StringTie, not cufflinks: --outSAMattributes XS without --outSAMstrandField intronMotif

1,440 views
Skip to first unread message

matt....@gladstone.ucsf.edu

unread,
Nov 2, 2016, 9:23:06 PM11/2/16
to rna-star
Hi Alex,
I have PE75 stranded reads and am trying to generate the XS attribute for StringTie without the --outSAMstrandField intronMotif option. I'm hoping this will force RNA strandedness by R1 orientation for all reads (spliced and unspliced). Will this work, or, if not, is there another way to accomplish this?
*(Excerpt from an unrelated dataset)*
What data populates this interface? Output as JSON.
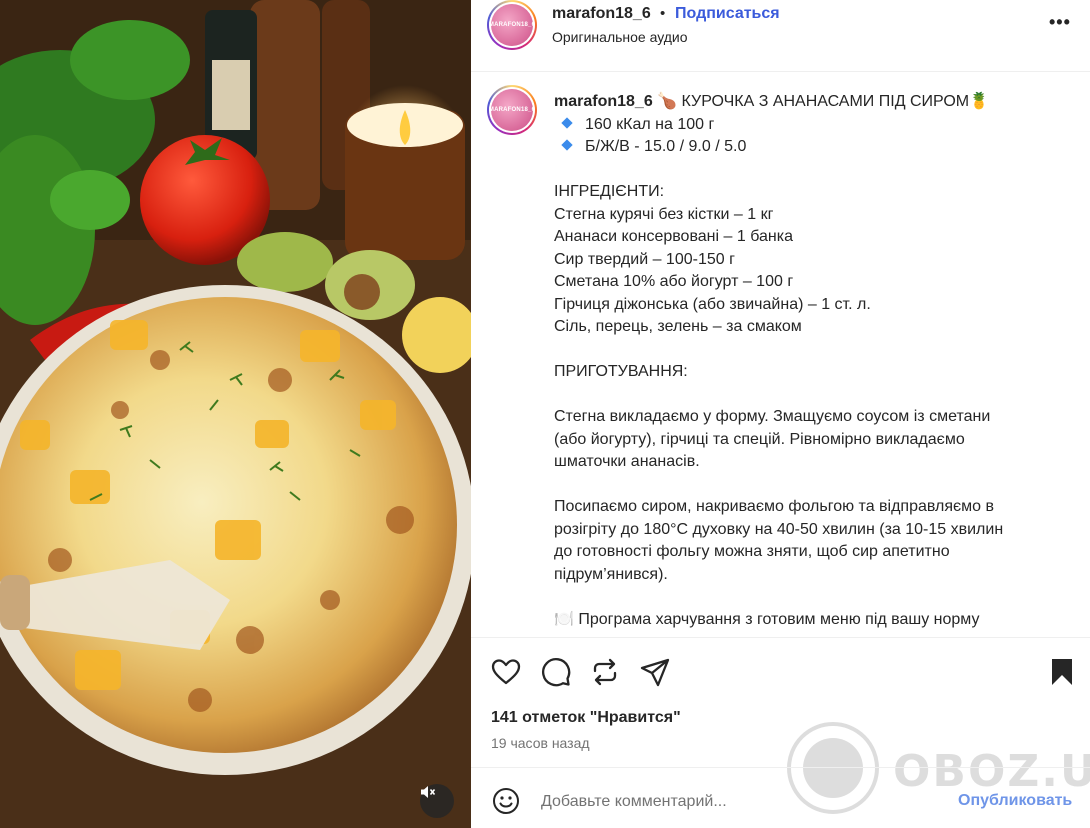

I don't want to lose the benefit of creating a stranded library (also trying to use StringTie instead of Cufflinks).

Thank you!
Matt
 

matt....@gladstone.ucsf.edu

unread,
Nov 2, 2016, 9:24:07 PM11/2/16
to rna-star
To clarify I am using --outSAMattributes NH HI AS nM NM XS.
Thanks again!

Alexander Dobin

unread,
Nov 4, 2016, 4:00:05 PM11/4/16
to rna-star
Hi Matt,

the XS strand is only added to spliced alignments based on their intron motifs.
It does not take into account the strandedness information.
For stranded RNA-seq, Cufflinks can be run with the --library-type parmameter, while StringTie for some reason lacks this option, and requires XS to be supplied for each alignment. I have a simple script that can add XS flag to all alignments for stranded data:


It works on a SAM file:
$ awk -v strType=2 -f tagXSstrandedData.awk Aligned.out.sam > Aligned.XS.sam
For a BAM file:

samtools view -h Aligned.out.bam | awk -v strType=2 -f tagXSstrandedData.awk | samtools view -bS - > Aligned.XS.bam
strType defines the strandedness of the RNA-seq library prep, and specifies the read (1 or 2) which strand agrees with the RNA strand.
For the Illumina Tru-Seq dUTP protocol strType=2.
If the reads are unpaired, they are assumed to be “read 1”.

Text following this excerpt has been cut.